No, as in, as the average distance a neutron-hitting nucleus travels before the collision increases, the average energy of the neutron at collision time decreases. Or so I imagine, that's what I'm asking.
The scenario was that the size of the material can increase until you guarantee a sufficiently high rate of collision, and I'm asking whether neutrons really do not lose energy as they travel prior to collision (as the scenario seems to assume).
Why would the average distance a neutron has to travel to strike a nucleus increase?
I suppose it does eventually, as the number of undecayed nuclei falls, but that wouldn’t be a significant effect until the criticality reaction had very significantly progressed. In other words the reaction can’t go on forever.
> Why would the average distance a neutron has to travel to strike a nucleus increase?

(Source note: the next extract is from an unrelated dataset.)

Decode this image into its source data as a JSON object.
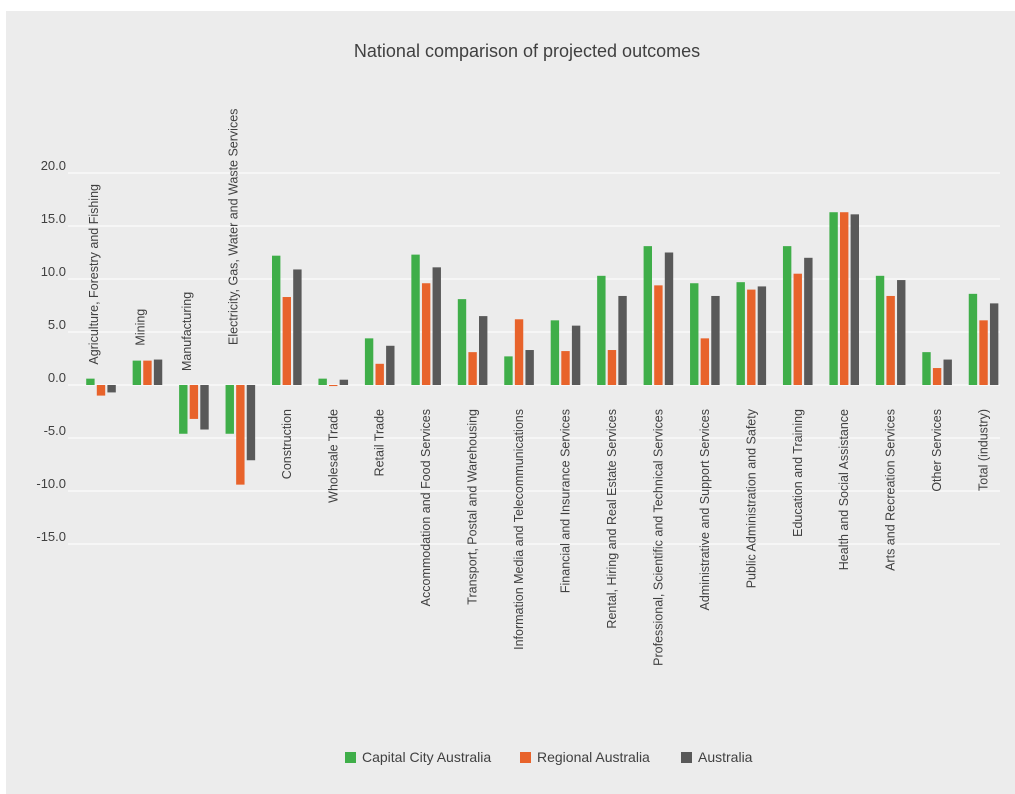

Because if the problem is that neutrons are escaping the object before hitting a nucleus, and we are adding more nuclei so the likelihood that they hit something increases, the new collision candidates will be further away than the old ones.
In other words, adding material to the edge of the object does not affect the per distance probability of collision. It only affects the overall probability of collision. Since the per distance probability does not change while the overall probability does, the probability increase must lie outside of the average path length of a neutron through the original object.
In the case we are considering, it doesn’t, but it could with other materials.
Consider that the wavelength of the neutron is a function of its energy, and that the cross sections for interaction between nuclei and neutrons are strong and complex functions of energy.
If the cross section for the interaction of interest gets smaller with decreasing energy, then it would be the case that the neutrons mean free path length would increase as energy decreased.
> In the case we are considering, it doesn’t, but it could with other materials.
Sorry, I said something subtle and easy to miss and also made a confusing typo, writing too fast.
"average distance a [nucleus-hitting neutron]"
As in, as more material is added, the percent of neutrons that successfully collide and don't just fly out increases. But, for the class of nucleus-hitting neutrons, the average distance prior to collision increases.
If the neutron loses energy as it travels, then as the average distance increases I suppose the probability of splitting the collidee nucleus decreases. So as the class increases in size, its rate of nucleus splitting may fall below the threshold, which bounds the useful size increase.
Perhaps this doesn't occur until the object has grown in size way past the point of basically guaranteed criticality, I haven't done the math, just curious since GP's statement sounded as if neutrons do not lose energy across any distance and the object could therefore could be increased to an arbitrary size while maintaining the same qualitative per-iteration behavior, and I find that surprising.
In the regime that's interesting for pure fission devices, the opposite is true. The cross section increases as energy decreases. This is why moderators are a thing in nuclear reactors.